Forming a separation groove, a step of thermally oxidizing the surface of the low-impurity-density semiconductor layer and the surface of the separation groove, a step of filling the separation groove by a groove filling method, and a semiconductor having a low impurity density A semiconductor light receiving element comprising: a step of forming a second conductivity type semiconductor region on the upper part of the layer to form a light receiving element; and a step of forming a desired contact hole for the semiconductor region and forming a metal wiring. Manufacturing method. 2. The method according to claim 1, further comprising a step of selectively adding an impurity having the same conductivity type as that of the semiconductor substrate at the bottom of the separation groove to only the bottom of the separation groove after forming the separation groove. 2. A method for manufacturing a semiconductor light receiving element according to item 1. 3. After the formation of the separation groove, there is a step of selectively implanting ions only in the bottom of the separation groove to induce crystal defects only in the semiconductor substrate at the bottom of the separation groove. 2. A method of manufacturing a semiconductor light receiving element according to claim 1. 4. A step of forming a semiconductor layer having a first conductivity type and a low impurity density on a semiconductor substrate having at least a semiconductor layer having a first conductivity type and a high impurity density on a surface thereof, and the semiconductor layer having the low impurity density is island-shaped. In order to separate into the following, when the thickness of the low impurity density semiconductor layer is i, the light penetration distance determined by the wavelength of the incident light is 1, and the diffusion length of the photocarrier formed by the incident light is a, a = b + (i + b-1) + c so that the surface of the low-impurity-density semiconductor layer penetrates the low-impurity-density semiconductor layer and a desired depth of the semiconductor substrate has a depth. b, width c
Forming a separation groove, a step of thermally oxidizing the surface of the low-impurity-density semiconductor layer and the surface of the separation groove, a step of filling the separation groove by a groove filling method, and a semiconductor having a low impurity density A semiconductor light receiving element comprising: a step of forming a second conductivity type semiconductor region on the upper part of the layer to form a light receiving element; and a step of forming a desired contact hole for the semiconductor region and forming a metal wiring. Manufacturing method. 5. The method according to claim 4, further comprising a step of selectively adding an impurity having the same conductivity type as that of the semiconductor substrate at the bottom of the separation groove to only the bottom of the separation groove after forming the separation groove.
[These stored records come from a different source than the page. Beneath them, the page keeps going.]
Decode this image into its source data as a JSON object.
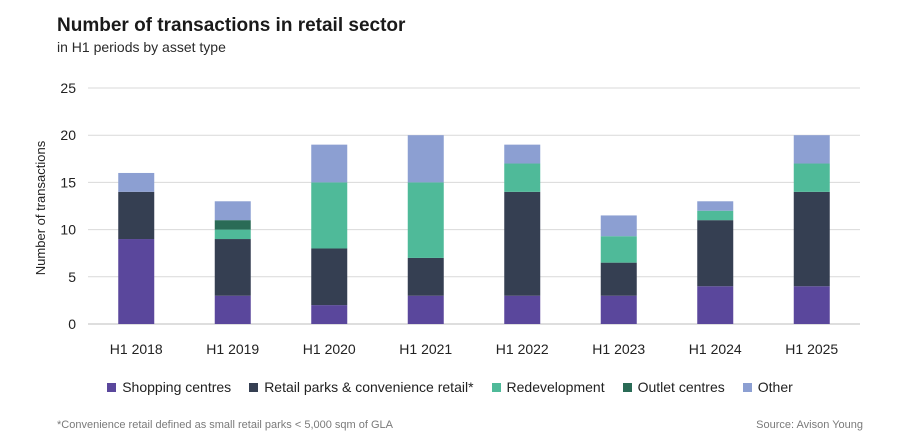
{
  "title": "Number of transactions in retail sector",
  "subtitle": "in H1 periods by asset type",
  "footnote": "*Convenience retail defined as small retail parks < 5,000 sqm of GLA",
  "source": "Source: Avison Young",
  "chart_data": {
    "type": "bar",
    "stacked": true,
    "title": "Number of transactions in retail sector",
    "subtitle": "in H1 periods by asset type",
    "xlabel": "",
    "ylabel": "Number of transactions",
    "ylim": [
      0,
      25
    ],
    "yticks": [
      0,
      5,
      10,
      15,
      20,
      25
    ],
    "grid": true,
    "legend_position": "bottom",
    "categories": [
      "H1 2018",
      "H1 2019",
      "H1 2020",
      "H1 2021",
      "H1 2022",
      "H1 2023",
      "H1 2024",
      "H1 2025"
    ],
    "series": [
      {
        "name": "Shopping centres",
        "color": "#5a479c",
        "values": [
          9,
          3,
          2,
          3,
          3,
          3,
          4,
          4
        ]
      },
      {
        "name": "Retail parks & convenience retail*",
        "color": "#353f52",
        "values": [
          5,
          6,
          6,
          4,
          11,
          3.5,
          7,
          10
        ]
      },
      {
        "name": "Redevelopment",
        "color": "#4fba99",
        "values": [
          0,
          1,
          7,
          8,
          3,
          2.8,
          1,
          3
        ]
      },
      {
        "name": "Outlet centres",
        "color": "#2a6b56",
        "values": [
          0,
          1,
          0,
          0,
          0,
          0,
          0,
          0
        ]
      },
      {
        "name": "Other",
        "color": "#8c9fd2",
        "values": [
          2,
          2,
          4,
          5,
          2,
          2.2,
          1,
          3
        ]
      }
    ]
  }
}
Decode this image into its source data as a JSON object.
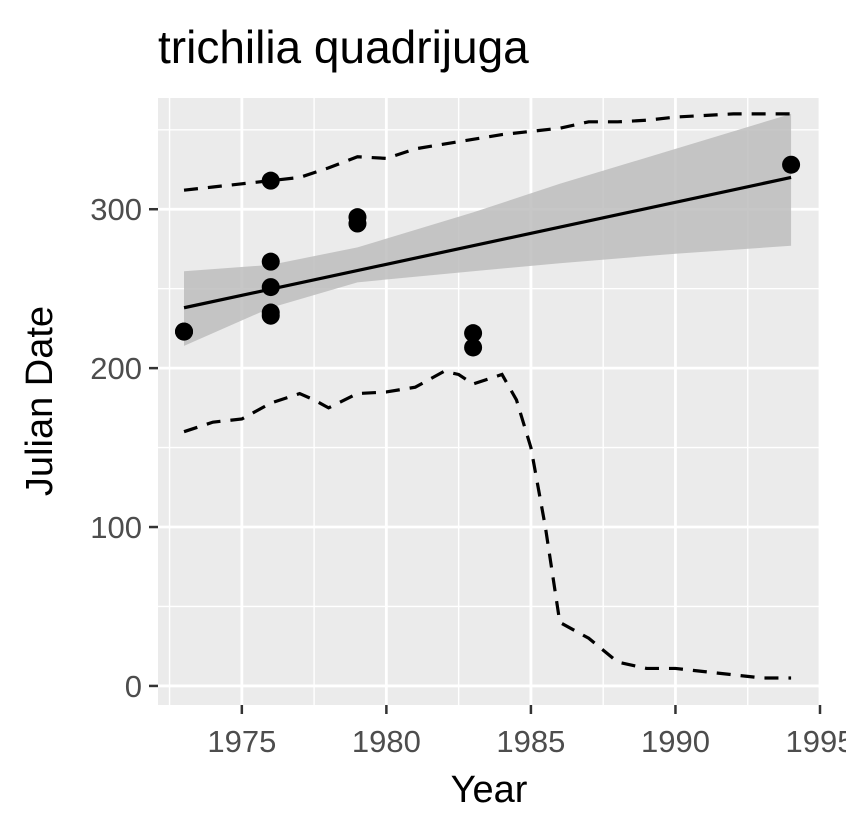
{
  "chart_data": {
    "type": "scatter",
    "title": "trichilia quadrijuga",
    "xlabel": "Year",
    "ylabel": "Julian Date",
    "xlim": [
      1972.1,
      1995
    ],
    "ylim": [
      -12,
      370
    ],
    "x_ticks": [
      1975,
      1980,
      1985,
      1990,
      1995
    ],
    "x_tick_labels": [
      "1975",
      "1980",
      "1985",
      "1990",
      "1995"
    ],
    "y_ticks": [
      0,
      100,
      200,
      300
    ],
    "y_tick_labels": [
      "0",
      "100",
      "200",
      "300"
    ],
    "grid": true,
    "background": "#ebebeb",
    "ribbon_color": "#bdbdbd",
    "points": [
      {
        "x": 1973,
        "y": 223
      },
      {
        "x": 1973,
        "y": 223
      },
      {
        "x": 1976,
        "y": 318
      },
      {
        "x": 1976,
        "y": 267
      },
      {
        "x": 1976,
        "y": 251
      },
      {
        "x": 1976,
        "y": 235
      },
      {
        "x": 1976,
        "y": 233
      },
      {
        "x": 1979,
        "y": 295
      },
      {
        "x": 1979,
        "y": 291
      },
      {
        "x": 1983,
        "y": 222
      },
      {
        "x": 1983,
        "y": 213
      },
      {
        "x": 1994,
        "y": 328
      }
    ],
    "fit_line": {
      "x": [
        1973,
        1994
      ],
      "y": [
        238,
        320
      ]
    },
    "confidence_band": {
      "x": [
        1973,
        1976,
        1979,
        1983,
        1986,
        1990,
        1994
      ],
      "lower": [
        214,
        238,
        254,
        261,
        266,
        272,
        277
      ],
      "upper": [
        261,
        265,
        276,
        298,
        316,
        338,
        360
      ]
    },
    "upper_dashed": {
      "x": [
        1973,
        1974,
        1975,
        1976,
        1977,
        1978,
        1979,
        1980,
        1981,
        1982,
        1983,
        1984,
        1985,
        1986,
        1987,
        1988,
        1989,
        1990,
        1991,
        1992,
        1993,
        1994
      ],
      "y": [
        312,
        314,
        316,
        318,
        320,
        326,
        333,
        332,
        338,
        341,
        344,
        347,
        349,
        351,
        355,
        355,
        356,
        358,
        359,
        360,
        360,
        360
      ]
    },
    "lower_dashed": {
      "x": [
        1973,
        1974,
        1975,
        1976,
        1977,
        1977.5,
        1978,
        1979,
        1980,
        1981,
        1982,
        1982.5,
        1983,
        1984,
        1984.5,
        1985,
        1985.5,
        1986,
        1987,
        1988,
        1989,
        1990,
        1991,
        1992,
        1993,
        1994
      ],
      "y": [
        160,
        166,
        168,
        178,
        184,
        180,
        175,
        184,
        185,
        188,
        198,
        196,
        190,
        196,
        180,
        150,
        100,
        40,
        30,
        15,
        11,
        11,
        9,
        7,
        5,
        5
      ]
    }
  }
}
A method for manufacturing a semiconductor light receiving element according to the item 1. 6. The method according to claim 6, further comprising the step of selectively implanting ions only at the bottom of the separation groove after the formation of the separation groove to induce crystal defects only in the semiconductor substrate at the bottom of the separation groove. A method of manufacturing a semiconductor light receiving element according to claim 4.